Oggi è la festa del papà. Auguri, ringraziamenti e ricordi a tinte biancocelesti per una delle persone più importanti della vita.
Il mio papà è il migliore di tutti. Basterebbe questo pensierino da prima elementare, che può valere un po’ per chiunque, per descrivere l’importanza di un padre nella vita dei suoi figli. Una frase carica di tutto l’affetto e l’attaccamento emotivo possibile, come solo un bambino sa esprimere. Se poi il destino ve ne ha dato uno che vi ha trasmesso la passione per la Lazio, allora oggi, per la sua festa, oltre gli auguri, dovete anche ringraziarlo.

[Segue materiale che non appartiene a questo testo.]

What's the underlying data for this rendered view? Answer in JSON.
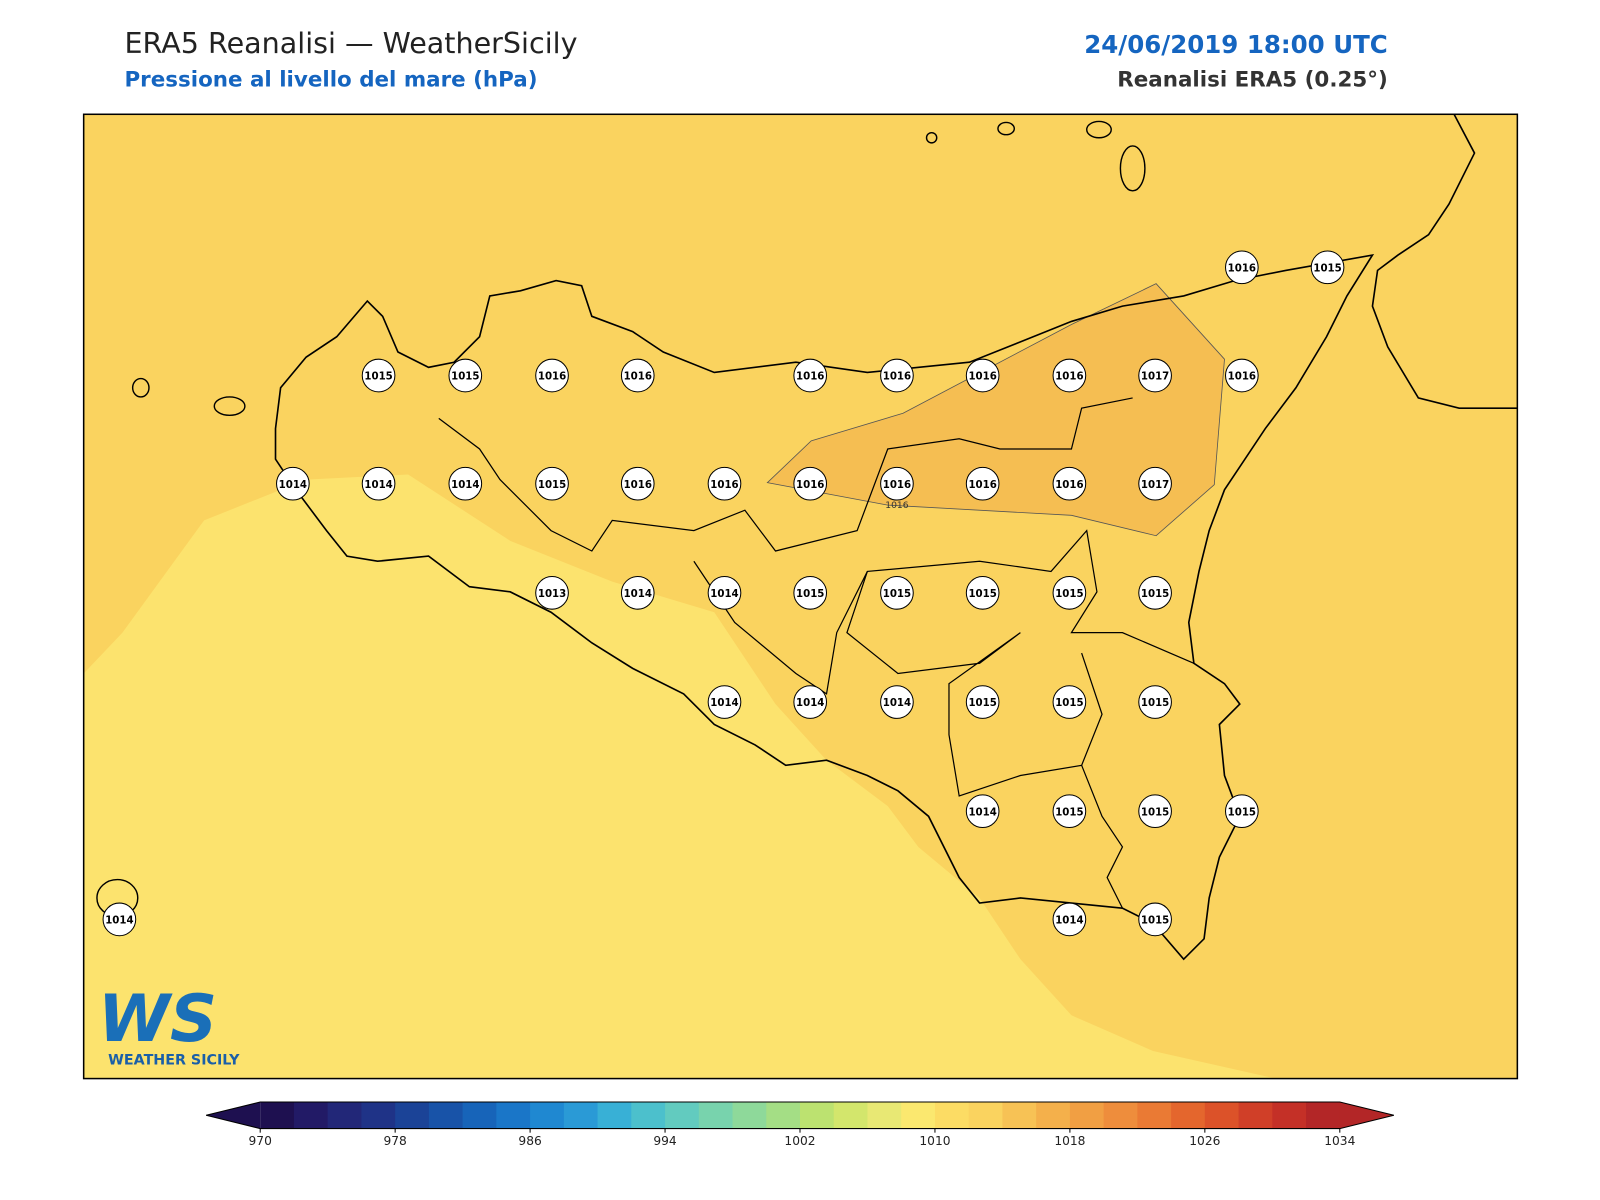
{
  "header": {
    "title": "ERA5 Reanalisi — WeatherSicily",
    "subtitle": "Pressione al livello del mare (hPa)",
    "date": "24/06/2019 18:00 UTC",
    "source": "Reanalisi ERA5 (0.25°)"
  },
  "map": {
    "contour_label": "1016",
    "stations": [
      1016,
      1015,
      1015,
      1015,
      1016,
      1016,
      1016,
      1016,
      1016,
      1016,
      1017,
      1016,
      1014,
      1014,
      1014,
      1015,
      1016,
      1016,
      1016,
      1016,
      1016,
      1016,
      1017,
      1013,
      1014,
      1014,
      1015,
      1015,
      1015,
      1015,
      1015,
      1014,
      1014,
      1014,
      1015,
      1015,
      1015,
      1014,
      1015,
      1015,
      1015,
      1014,
      1014,
      1015
    ]
  },
  "colorbar": {
    "ticks": [
      970,
      978,
      986,
      994,
      1002,
      1010,
      1018,
      1026,
      1034
    ],
    "colors": [
      "#1e1050",
      "#221a66",
      "#222778",
      "#1f3387",
      "#1b4397",
      "#1853a8",
      "#1764b9",
      "#1a76c8",
      "#1f88d1",
      "#2a9ad6",
      "#38b0d6",
      "#4cc0cc",
      "#62cbbf",
      "#78d3ad",
      "#8ed99a",
      "#a4de85",
      "#bce270",
      "#d3e66c",
      "#e8e874",
      "#fbe86f",
      "#fcdc64",
      "#fad35f",
      "#f7c255",
      "#f4b04b",
      "#f19f43",
      "#ee8d3c",
      "#ea7a34",
      "#e4662d",
      "#dc5229",
      "#d03f28",
      "#c43027",
      "#b32627"
    ]
  },
  "logo": {
    "mark": "WS",
    "name": "WEATHER SICILY"
  }
}
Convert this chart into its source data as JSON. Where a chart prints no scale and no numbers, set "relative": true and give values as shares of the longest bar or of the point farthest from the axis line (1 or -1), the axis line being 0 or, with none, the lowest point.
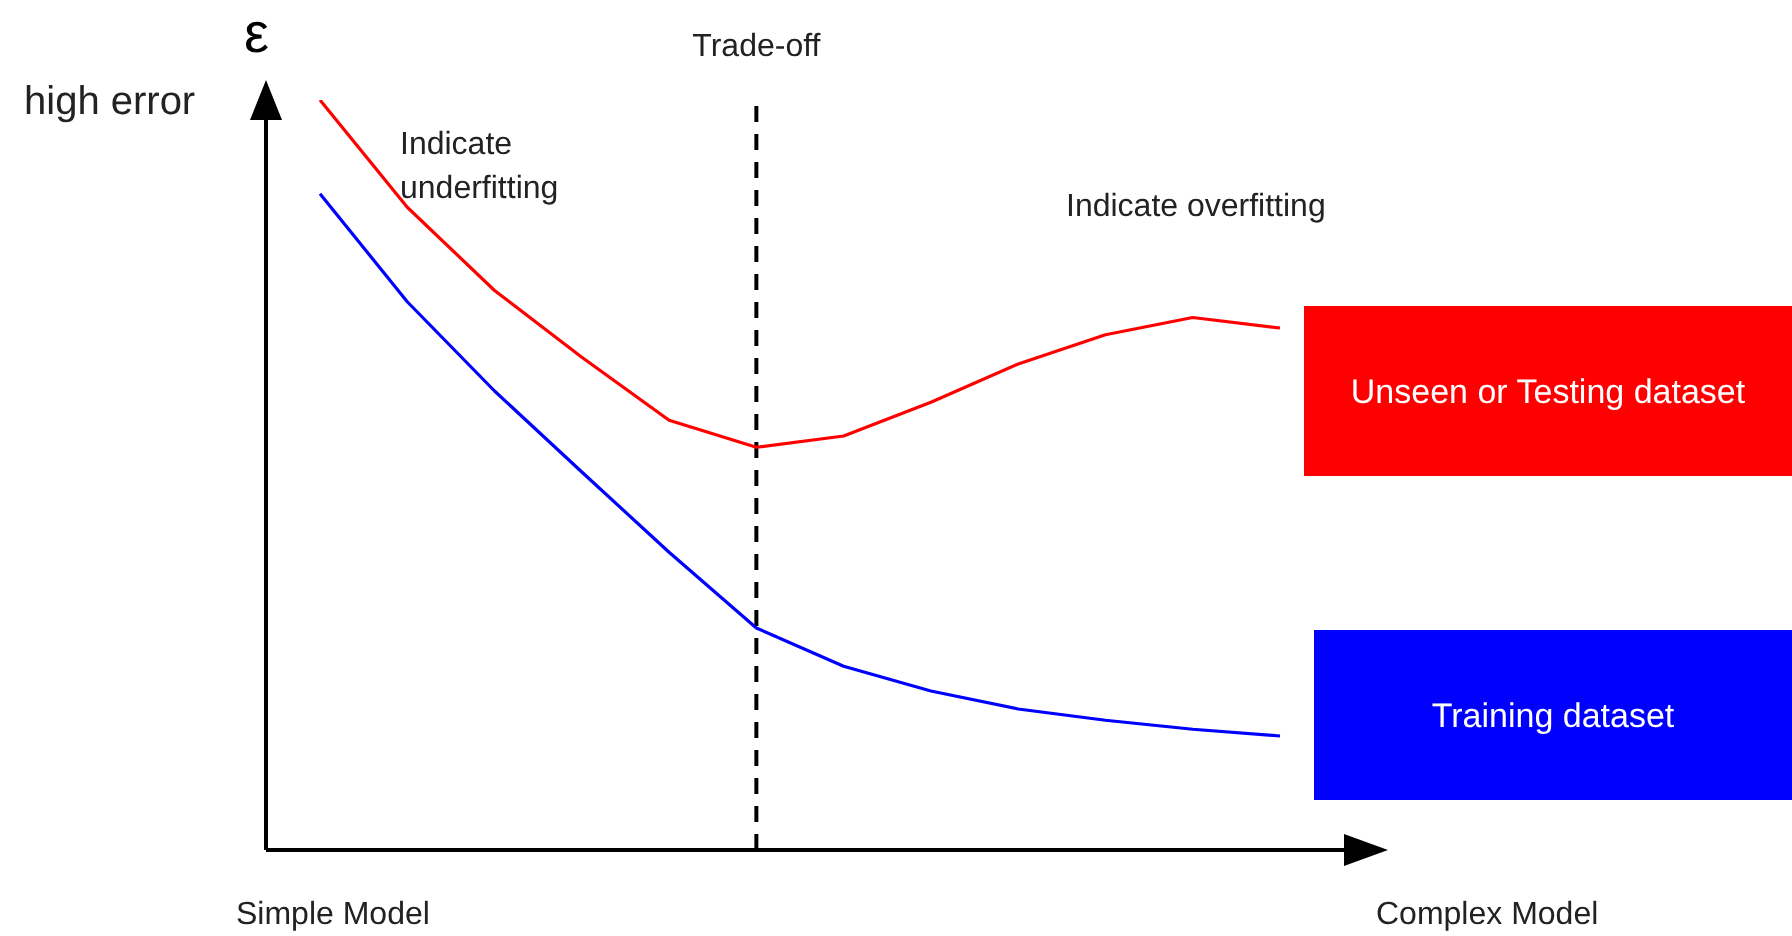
{
  "chart_data": {
    "type": "line",
    "relative": true,
    "ylabel": "ε",
    "categories": [
      null,
      null,
      null,
      null,
      null,
      null,
      null,
      null,
      null,
      null,
      null,
      null
    ],
    "legend": "right",
    "grid": false,
    "marker": "none",
    "series": [
      {
        "name": "Unseen or Testing dataset",
        "color": "#ff0000",
        "values": [
          1.0,
          0.857,
          0.746,
          0.657,
          0.573,
          0.537,
          0.552,
          0.597,
          0.648,
          0.687,
          0.71,
          0.696
        ]
      },
      {
        "name": "Training dataset",
        "color": "#0000ff",
        "values": [
          0.875,
          0.731,
          0.612,
          0.504,
          0.397,
          0.296,
          0.245,
          0.212,
          0.188,
          0.173,
          0.161,
          0.152
        ]
      }
    ],
    "ref_lines": [
      {
        "axis": "x",
        "label": "Trade-off",
        "line_style": "dashed",
        "color": "#000000"
      }
    ],
    "annotations": [
      "high error",
      "Indicate underfitting",
      "Indicate overfitting",
      "Simple Model",
      "Complex Model"
    ]
  }
}
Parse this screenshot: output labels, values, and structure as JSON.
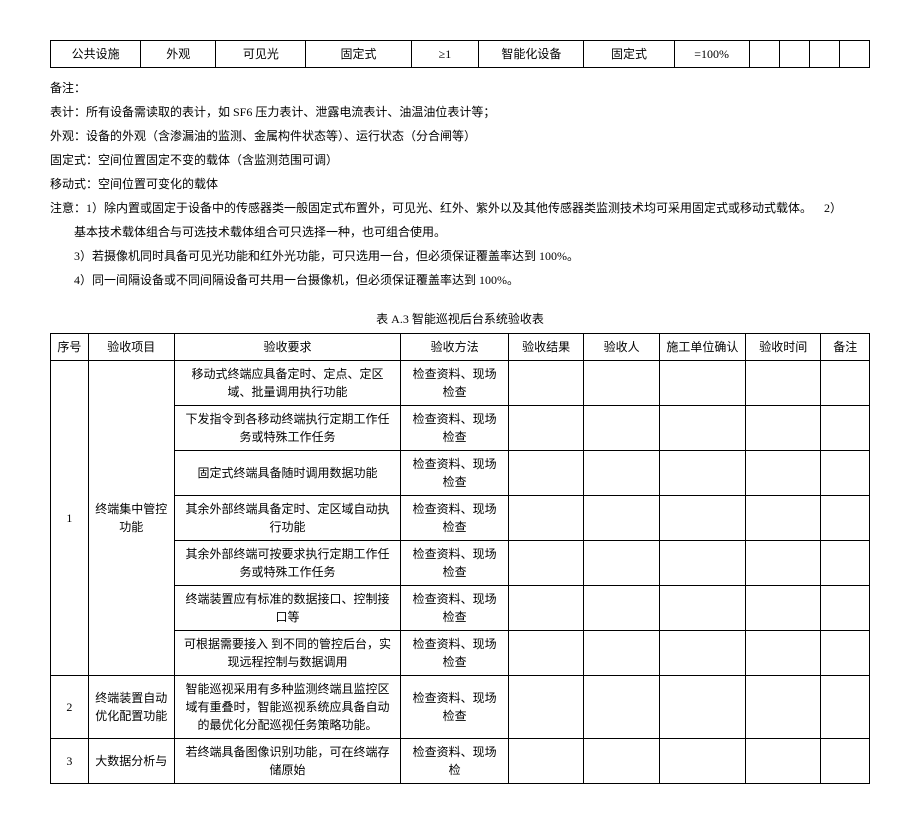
{
  "topRow": {
    "c1": "公共设施",
    "c2": "外观",
    "c3": "可见光",
    "c4": "固定式",
    "c5": "≥1",
    "c6": "智能化设备",
    "c7": "固定式",
    "c8": "=100%",
    "c9": "",
    "c10": "",
    "c11": "",
    "c12": ""
  },
  "notes": {
    "l1": "备注：",
    "l2": "表计：所有设备需读取的表计，如 SF6 压力表计、泄露电流表计、油温油位表计等；",
    "l3": "外观：设备的外观（含渗漏油的监测、金属构件状态等）、运行状态（分合闸等）",
    "l4": "固定式：空间位置固定不变的载体（含监测范围可调）",
    "l5": "移动式：空间位置可变化的载体",
    "l6a": "注意：1）除内置或固定于设备中的传感器类一般固定式布置外，可见光、红外、紫外以及其他传感器类监测技术均可采用固定式或移动式载体。",
    "l6b": "2）",
    "l7": "基本技术载体组合与可选技术载体组合可只选择一种，也可组合使用。",
    "l8": "3）若摄像机同时具备可见光功能和红外光功能，可只选用一台，但必须保证覆盖率达到 100%。",
    "l9": "4）同一间隔设备或不同间隔设备可共用一台摄像机，但必须保证覆盖率达到 100%。"
  },
  "caption": "表 A.3 智能巡视后台系统验收表",
  "headers": {
    "h1": "序号",
    "h2": "验收项目",
    "h3": "验收要求",
    "h4": "验收方法",
    "h5": "验收结果",
    "h6": "验收人",
    "h7": "施工单位确认",
    "h8": "验收时间",
    "h9": "备注"
  },
  "rows": [
    {
      "no": "1",
      "item": "终端集中管控功能",
      "reqs": [
        "移动式终端应具备定时、定点、定区域、批量调用执行功能",
        "下发指令到各移动终端执行定期工作任务或特殊工作任务",
        "固定式终端具备随时调用数据功能",
        "其余外部终端具备定时、定区域自动执行功能",
        "其余外部终端可按要求执行定期工作任务或特殊工作任务",
        "终端装置应有标准的数据接口、控制接口等",
        "可根据需要接入 到不同的管控后台，实现远程控制与数据调用"
      ],
      "methods": [
        "检查资料、现场检查",
        "检查资料、现场检查",
        "检查资料、现场检查",
        "检查资料、现场检查",
        "检查资料、现场检查",
        "检查资料、现场检查",
        "检查资料、现场检查"
      ]
    },
    {
      "no": "2",
      "item": "终端装置自动优化配置功能",
      "reqs": [
        "智能巡视采用有多种监测终端且监控区域有重叠时，智能巡视系统应具备自动的最优化分配巡视任务策略功能。"
      ],
      "methods": [
        "检查资料、现场检查"
      ]
    },
    {
      "no": "3",
      "item": "大数据分析与",
      "reqs": [
        "若终端具备图像识别功能，可在终端存储原始"
      ],
      "methods": [
        "检查资料、现场检"
      ]
    }
  ]
}
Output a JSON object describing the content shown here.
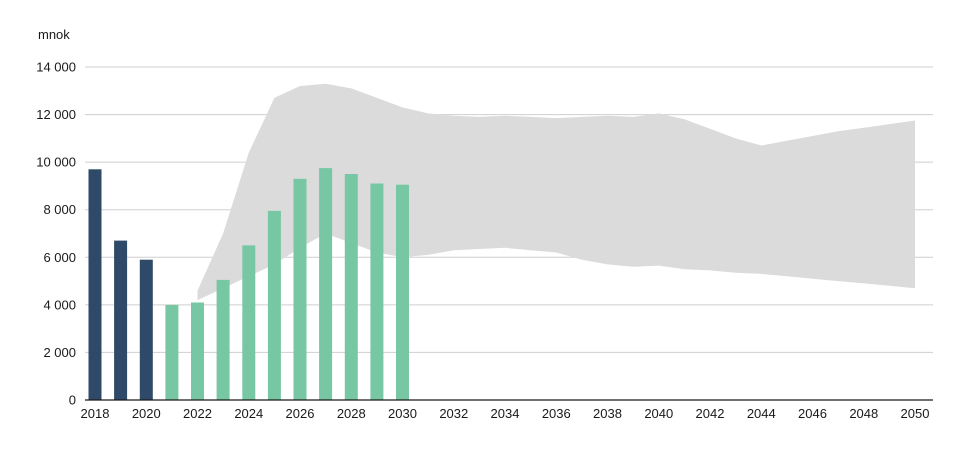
{
  "chart_data": {
    "type": "bar",
    "title": "",
    "ylabel": "mnok",
    "xlabel": "",
    "ylim": [
      0,
      14000
    ],
    "x_range": [
      2018,
      2050
    ],
    "grid": "horizontal",
    "legend": "none",
    "yticks": {
      "values": [
        0,
        2000,
        4000,
        6000,
        8000,
        10000,
        12000,
        14000
      ],
      "labels": [
        "0",
        "2 000",
        "4 000",
        "6 000",
        "8 000",
        "10 000",
        "12 000",
        "14 000"
      ]
    },
    "xticks": {
      "values": [
        2018,
        2020,
        2022,
        2024,
        2026,
        2028,
        2030,
        2032,
        2034,
        2036,
        2038,
        2040,
        2042,
        2044,
        2046,
        2048,
        2050
      ],
      "labels": [
        "2018",
        "2020",
        "2022",
        "2024",
        "2026",
        "2028",
        "2030",
        "2032",
        "2034",
        "2036",
        "2038",
        "2040",
        "2042",
        "2044",
        "2046",
        "2048",
        "2050"
      ]
    },
    "series": [
      {
        "name": "historical-bars",
        "type": "bar",
        "color": "#2E4A68",
        "x": [
          2018,
          2019,
          2020
        ],
        "values": [
          9700,
          6700,
          5900
        ]
      },
      {
        "name": "forecast-bars",
        "type": "bar",
        "color": "#77C7A4",
        "x": [
          2021,
          2022,
          2023,
          2024,
          2025,
          2026,
          2027,
          2028,
          2029,
          2030
        ],
        "values": [
          4000,
          4100,
          5050,
          6500,
          7950,
          9300,
          9750,
          9500,
          9100,
          9050
        ]
      },
      {
        "name": "uncertainty-band",
        "type": "area",
        "color": "#DBDBDB",
        "x": [
          2022,
          2023,
          2024,
          2025,
          2026,
          2027,
          2028,
          2029,
          2030,
          2031,
          2032,
          2033,
          2034,
          2035,
          2036,
          2037,
          2038,
          2039,
          2040,
          2041,
          2042,
          2043,
          2044,
          2045,
          2046,
          2047,
          2048,
          2049,
          2050
        ],
        "upper": [
          4600,
          7000,
          10400,
          12700,
          13200,
          13300,
          13100,
          12700,
          12300,
          12050,
          11950,
          11900,
          11950,
          11900,
          11850,
          11900,
          11950,
          11900,
          12050,
          11800,
          11400,
          11000,
          10700,
          10900,
          11100,
          11300,
          11450,
          11600,
          11750
        ],
        "lower": [
          4200,
          4700,
          5200,
          5700,
          6400,
          7000,
          6600,
          6200,
          6000,
          6100,
          6300,
          6350,
          6400,
          6300,
          6200,
          5900,
          5700,
          5600,
          5650,
          5500,
          5450,
          5350,
          5300,
          5200,
          5100,
          5000,
          4900,
          4800,
          4700
        ]
      }
    ]
  }
}
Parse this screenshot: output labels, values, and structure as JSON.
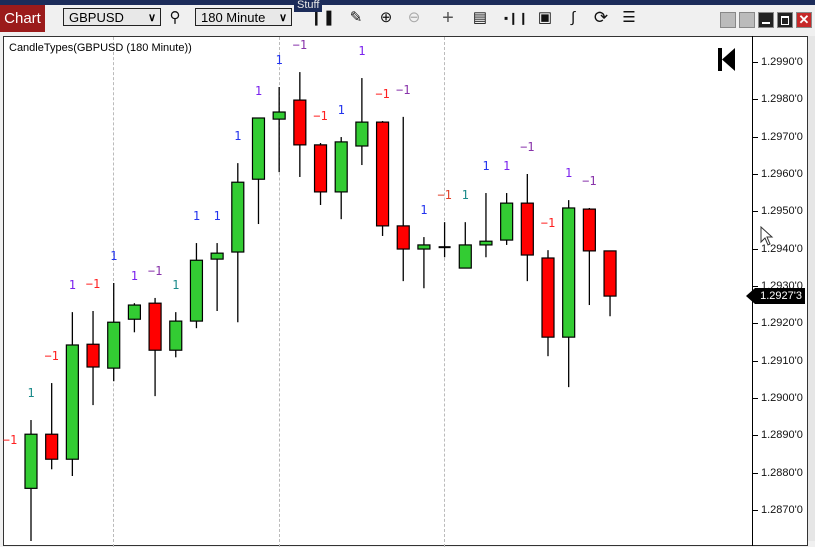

Io al mio l’ho già detto. Per tutto quello che ha fatto e fa per me e perché, anche con l’aiuto del suo papà, mi ha insegnato a essere laziale. Lui che della ” storia moderna” biancoceleste ha visto praticamente tutto. È nato a gennaio del 1958, quindi, tecnicamente, c’era quando Lovati alzò al cielo la prima Coppa Italia. Certo, non può raccontarmelo. E ormai non può farlo nemmeno mio nonno. Ma di tutto il resto, negli anni, mi ha spiegato per filo e per segno ogni dettaglio. L’infanzia nei difficili anni ’60. L’epopea dell’era Maestrelli e la gioia del primo scudetto. Lo sgomento per la morte di Re Cecconi. La delusione per gli episodi del totonero. Chiodi che tira sul palo il rigore decisivo per tonare in A. La sua totale indifferenza il 30 maggio 1984, perché lui è “tifoso di” (o almeno questo è quello che ha sempre voluto far credere), non “anti“.
E poi sono arrivato io. Comodi gli anni ’90. Però proprio lì i suoi racconti sono stati importanti. Mi sembrava assurdo che una squadra così forte avesse vinto una sola volta il campionato. Lui mi fece capire.
La prima volta allo stadio insieme avevo 7 anni. 10 maggio 1998. Lazio – Fiorentina. Sotto di 3 gol al 41′. Una partita senza valore di fine campionato. Poco prima dell’intervallo, autogol di Serena per il 3-1. Lì, con papà, ho imparato a esultare. Perché se lo faceva lui, che era stato a 9 minuti di distanza dalla serie C, allora tutto sommato, potevo essere felice anche io. A prescindere. Alla fine, per la cronaca, perdemmo 4-1. Ma io non vedevo l’ora di tornarci all’Olimpico.
Per questo e per tutto il resto, probabilmente anche più importante del calcio, te lo ripeto anche qui: auguri di cuore papà. E grazie.